The forthcoming European Council meeting: Let’s face the difficult choices now
At their meeting on 11 March Heads of State and Government of the euro area decided to adopt a Pact for the Euro whereby they commit their countries to take “all the necessary measures” to pursue four objectives. The first is to foster competitiveness by monitoring unit labor costs and by implementing economic reforms designed […]
At their meeting on 11 March Heads of State and Government of the euro area decided to adopt a Pact for the Euro whereby they commit their countries to take “all the necessary measures” to pursue four objectives. The first is to foster competitiveness by monitoring unit labor costs and by implementing economic reforms designed to increase productivity and to ensure that costs developments are in line with productivity and that productivity. The second objective is to foster employment through labor market reforms designed to promote flexicurity and life-long learning. The third is to enhance the sustainability of public finances and to ensure the full application of the Stability and Growth Pact by implementing reforms of pensions, health care and social benefit systems. The last objective is to reinforce financial stability of the euro area through both national and EU level measures.
The Pact will formally be adopted by the European Council of 24/25 March, where non-euro area countries will have the opportunity to decide whether they intend to adopt it as well or not. At the same time euro area countries will have to specify the first measures they pledge to implement under the Pact for the coming year.
There is no doubt that the Pact is a useful – and perhaps even a major – step in the direction of the kind of economic pillar that the European monetary union has been lacking so far. In particular, if properly implemented, the Pact will help preventing future crises. At the same time, however, it must be understood by Heads of State and Government that the Pact is both a relatively easy step and above all a minor one when it comes to solving the current crisis that has plagued the euro area for more than one year.
The Pact was relatively easy to adopt because, although it foresees some immediate actions by governments, most of the necessary measures will only be implemented gradually and their political costs are easily bearable by current political leaders. On the other hand, solving the current crisis would involve taking measures that carry much bigger political costs for current leaders. Here is why.

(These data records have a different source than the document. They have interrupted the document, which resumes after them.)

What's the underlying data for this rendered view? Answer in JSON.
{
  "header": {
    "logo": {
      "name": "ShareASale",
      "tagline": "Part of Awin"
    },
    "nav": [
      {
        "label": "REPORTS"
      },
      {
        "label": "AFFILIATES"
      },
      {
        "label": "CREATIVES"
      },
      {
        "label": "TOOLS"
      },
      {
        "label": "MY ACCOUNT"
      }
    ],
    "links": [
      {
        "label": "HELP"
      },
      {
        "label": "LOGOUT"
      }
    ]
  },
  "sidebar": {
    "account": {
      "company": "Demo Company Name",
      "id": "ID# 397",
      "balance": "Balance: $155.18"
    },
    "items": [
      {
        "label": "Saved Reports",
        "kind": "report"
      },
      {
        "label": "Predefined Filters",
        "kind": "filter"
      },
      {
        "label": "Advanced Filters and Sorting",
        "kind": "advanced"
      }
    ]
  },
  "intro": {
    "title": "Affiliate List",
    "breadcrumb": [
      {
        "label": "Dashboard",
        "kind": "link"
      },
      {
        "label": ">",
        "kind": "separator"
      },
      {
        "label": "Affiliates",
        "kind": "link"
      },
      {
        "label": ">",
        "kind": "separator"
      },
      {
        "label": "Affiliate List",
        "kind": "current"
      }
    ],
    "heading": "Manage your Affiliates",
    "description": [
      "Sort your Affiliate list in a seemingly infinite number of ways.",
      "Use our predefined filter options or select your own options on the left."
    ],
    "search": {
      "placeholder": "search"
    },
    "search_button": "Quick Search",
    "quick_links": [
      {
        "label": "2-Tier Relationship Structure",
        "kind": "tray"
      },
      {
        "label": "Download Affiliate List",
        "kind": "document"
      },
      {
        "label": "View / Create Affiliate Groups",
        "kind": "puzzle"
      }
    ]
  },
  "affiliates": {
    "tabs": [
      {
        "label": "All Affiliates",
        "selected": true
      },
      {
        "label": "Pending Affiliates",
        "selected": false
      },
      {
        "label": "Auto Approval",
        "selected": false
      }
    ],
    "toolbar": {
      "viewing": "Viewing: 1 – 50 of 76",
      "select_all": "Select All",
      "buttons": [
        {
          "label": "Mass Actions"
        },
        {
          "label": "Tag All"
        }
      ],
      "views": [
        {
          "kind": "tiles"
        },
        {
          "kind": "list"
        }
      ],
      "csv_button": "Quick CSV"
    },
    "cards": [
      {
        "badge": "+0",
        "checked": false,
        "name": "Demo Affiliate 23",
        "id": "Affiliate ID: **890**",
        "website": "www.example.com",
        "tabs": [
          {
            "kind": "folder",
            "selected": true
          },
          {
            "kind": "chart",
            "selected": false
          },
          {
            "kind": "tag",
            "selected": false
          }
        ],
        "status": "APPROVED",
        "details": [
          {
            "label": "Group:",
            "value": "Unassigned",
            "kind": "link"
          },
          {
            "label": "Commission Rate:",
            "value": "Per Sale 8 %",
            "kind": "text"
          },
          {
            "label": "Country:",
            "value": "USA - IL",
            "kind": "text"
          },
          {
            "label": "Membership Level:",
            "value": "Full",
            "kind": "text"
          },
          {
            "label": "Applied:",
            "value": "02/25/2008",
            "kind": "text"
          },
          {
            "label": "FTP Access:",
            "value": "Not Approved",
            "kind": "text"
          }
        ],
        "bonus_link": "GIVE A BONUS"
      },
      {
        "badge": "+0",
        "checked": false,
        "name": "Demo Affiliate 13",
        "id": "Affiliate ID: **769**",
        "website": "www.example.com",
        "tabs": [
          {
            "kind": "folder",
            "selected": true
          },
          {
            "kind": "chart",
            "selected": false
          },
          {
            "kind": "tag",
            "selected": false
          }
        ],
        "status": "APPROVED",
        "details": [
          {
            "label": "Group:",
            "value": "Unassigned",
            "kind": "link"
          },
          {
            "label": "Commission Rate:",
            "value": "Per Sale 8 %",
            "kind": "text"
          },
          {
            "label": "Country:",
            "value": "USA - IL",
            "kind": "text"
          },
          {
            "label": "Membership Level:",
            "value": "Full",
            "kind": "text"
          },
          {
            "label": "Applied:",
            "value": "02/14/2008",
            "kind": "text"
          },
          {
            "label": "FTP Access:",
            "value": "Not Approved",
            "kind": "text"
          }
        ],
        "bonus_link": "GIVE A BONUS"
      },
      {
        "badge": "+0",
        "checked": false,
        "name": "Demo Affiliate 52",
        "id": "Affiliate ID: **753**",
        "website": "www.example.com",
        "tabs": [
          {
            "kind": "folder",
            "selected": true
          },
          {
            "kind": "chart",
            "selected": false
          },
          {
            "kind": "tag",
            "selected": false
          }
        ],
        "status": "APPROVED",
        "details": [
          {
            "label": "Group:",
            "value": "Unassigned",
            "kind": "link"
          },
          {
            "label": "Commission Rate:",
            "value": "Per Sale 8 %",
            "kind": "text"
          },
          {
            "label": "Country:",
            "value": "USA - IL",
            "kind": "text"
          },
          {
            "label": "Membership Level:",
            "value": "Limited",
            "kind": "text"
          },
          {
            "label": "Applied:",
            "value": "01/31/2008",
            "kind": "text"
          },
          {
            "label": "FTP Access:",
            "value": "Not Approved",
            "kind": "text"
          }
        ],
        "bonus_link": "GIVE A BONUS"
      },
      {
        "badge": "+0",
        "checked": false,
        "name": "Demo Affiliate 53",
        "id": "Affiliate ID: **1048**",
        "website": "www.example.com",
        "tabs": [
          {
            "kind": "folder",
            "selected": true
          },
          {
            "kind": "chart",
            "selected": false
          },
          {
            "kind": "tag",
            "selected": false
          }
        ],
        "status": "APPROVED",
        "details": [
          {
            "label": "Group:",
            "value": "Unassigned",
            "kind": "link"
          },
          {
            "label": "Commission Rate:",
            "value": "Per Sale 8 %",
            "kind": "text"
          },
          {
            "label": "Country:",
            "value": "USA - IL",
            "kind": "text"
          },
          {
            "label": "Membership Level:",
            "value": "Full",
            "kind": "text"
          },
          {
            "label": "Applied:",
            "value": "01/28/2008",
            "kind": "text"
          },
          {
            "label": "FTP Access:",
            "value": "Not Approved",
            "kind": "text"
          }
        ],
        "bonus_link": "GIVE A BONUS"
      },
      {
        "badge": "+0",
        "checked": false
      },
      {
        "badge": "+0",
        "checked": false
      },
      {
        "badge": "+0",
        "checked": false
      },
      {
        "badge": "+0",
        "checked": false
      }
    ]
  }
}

The current crisis is essentially a debt crisis. Since the run-up to the euro and especially after joining the euro area, the four peripheral countries – Greece, Ireland, Portugal and Spain – have spent and lived beyond their means by accumulating huge (private and/or public) debts and running large current account deficits, i.e. by borrowing from other countries, mostly France and Germany. Given the high level of financial interdependency within the euro area, the private and public debt difficulties of the peripheral countries therefore also translate into problems for other euro area countries. Bruegel estimates show that peripheral banks hold about €340 billion of peripheral sovereign debts, and that banks in the rest of the euro area are exposed to peripheral countries to the tune of about €400 billion, 60 percent via exposure to banks and 40 percent via the holding of sovereign debt. By far the biggest exposure of euro-area banks is to Spain (53% of the total exposure), through both sovereign and banking channels. The second largest exposure is to Ireland (18% of the total), mainly through the banking channel, and to Portugal (16%). Exposure to Greece is the smallest (13 %) and is almost entirely through the sovereign channel.
All debt crises are politically difficult to solve because they involve making choices about who will ultimately bear the burden of the accumulated debt, between the borrowers, the lenders and the taxpayers. The problem is difficult enough when the debt is held domestically, but it becomes very tricky when, as is the case in the euro area, it is held internationally and there are no explicit burden-sharing arrangements. As a result euro area leaders have been trying to postpone restructuring banks and sovereign debts as much as they can, thereby prolonging the crisis. Their plan seems to be to lend money to peripheral sovereigns facing difficulties and hope that their taxpayers will be able to foot the bill of the accumulated debts.
This plan may work for some countries, but it is unlikely to solve Greece’s problem with a public debt expected to reach 150 percent of GDP within a couple of years. Certainly markets do not believe it will as shown by the fact that yields on Greek sovereign debt have climbed back to the extraordinary high levels they had reached in May of last year, just before the EU/IMF loan. Most observers have, therefore, come to think that Greece will have to restructure its debt at some point in time. The question is simply when.
Now is clearly not the time because there are still too many fragile euro area banks and sovereigns that would risk suffering collateral damages from a restructuring by Greece. The priority must be, therefore, to restore their economic and financial health. The implementation of rigorous and credible stress tests – followed by bank restructuring when and where (not only in the peripheral but also in the core euro area countries) needed – should be our leaders’ main concern at the moment. Their other major concern should be to ensure that the debt burden of other peripheral countries remains sustainable. Lowering the interest charged by EU loans would help. Another useful action would be to frontload and refocus EU structural funds earmarked for spending in these countries, so that money can be mobilized to support a new growth strategy. The long-promised comprehensive solution to the euro area crisis cannot avoid some difficult political choices. The sooner they are made the better it will be for the common good of the euro area.